I guess my confusion is that $D^1f$ is a function from $\mathbb{R}^{m\times m}$ to $\mathcal{L}(\mathbb{R}^{m\times m})$ (linear maps from $\mathbb{R}^{m\times m}$ to itself), and I don't know how to deal with $\mathcal{L}(\mathbb{R}^{m\times m})$ when it comes to derivation.

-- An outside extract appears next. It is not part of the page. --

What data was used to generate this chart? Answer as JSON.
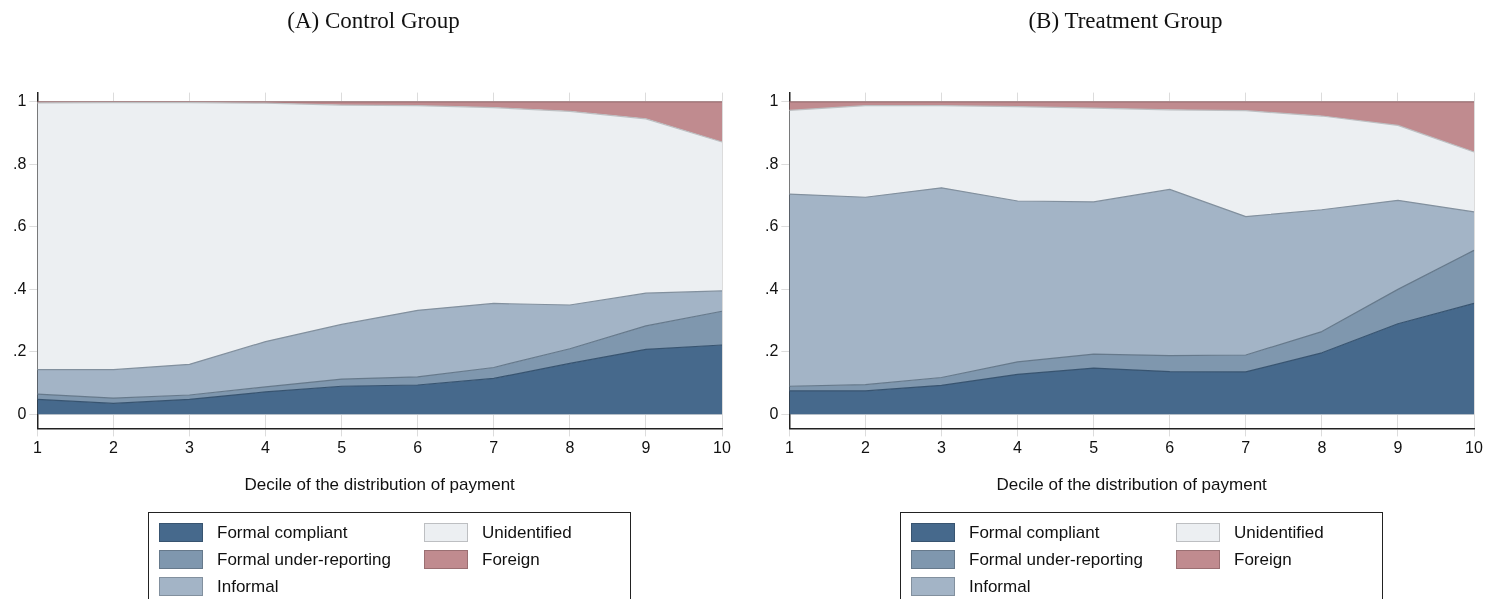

As a simpler case, let's try $f(M)=M^3$. In this case,
\begin{align*} D^1f(X)(H)&=\lim_{t\rightarrow 0}\frac{f(X+tH)-f(X)}{t}\\ &=\lim_{t\rightarrow 0}\frac{X^3+tX^2H+tXHX+tHX^2+t^2XH^2+t^2HXH+t^2H^2X+t^3H^3-X^3}{t}\\ &=\lim_{t\rightarrow 0}(X^2H+XHX+HX^2+tXH^2+tHXH+t2H^2X+t^2H^3)\\ &=X^2H+XHX+HX^2. \end{align*}
Now, using the formula from above, we might consider \begin{align*} \lim_{t\rightarrow 0}&\frac{D^1f(X+tK)(H)-D^1f(X)(H)}{t}\\ &=\lim_{t\rightarrow 0}\frac{(X+tK)^2H+(X+tK)H(X+tK)+H(X+tK)^2-(X^2H+XHX+HX^2)}{t}\\ &=\lim_{t\rightarrow 0}\left(\frac{X^2H+tXKH+tKXH+t^2K^2H}{t}+\frac{XHX+tXHK+tKHX+t^2KHK}{t}+\frac{HX^2+tHXK+tHKX+t^2HK^2}{t}-\frac{X^2H+XHX+HX^2}{t}\right)\\ &=\lim_{t\rightarrow 0}(XKH+KXH+tK^2H+XHK+KHX+tKHK+HXK+HKX+tHK^2)\\ &=XKH+KXH+XHK+KHX+HXK+HKX \end{align*}
If you follow the same procedure, but reversing the roles of $H$ and $K$, you'll get the same answer because the answer is symmetric in the roles of $H$ and $K$. If I try to type it out, I'm sure that I'm going to make an error. But the final answer is that both limits above give the same answer.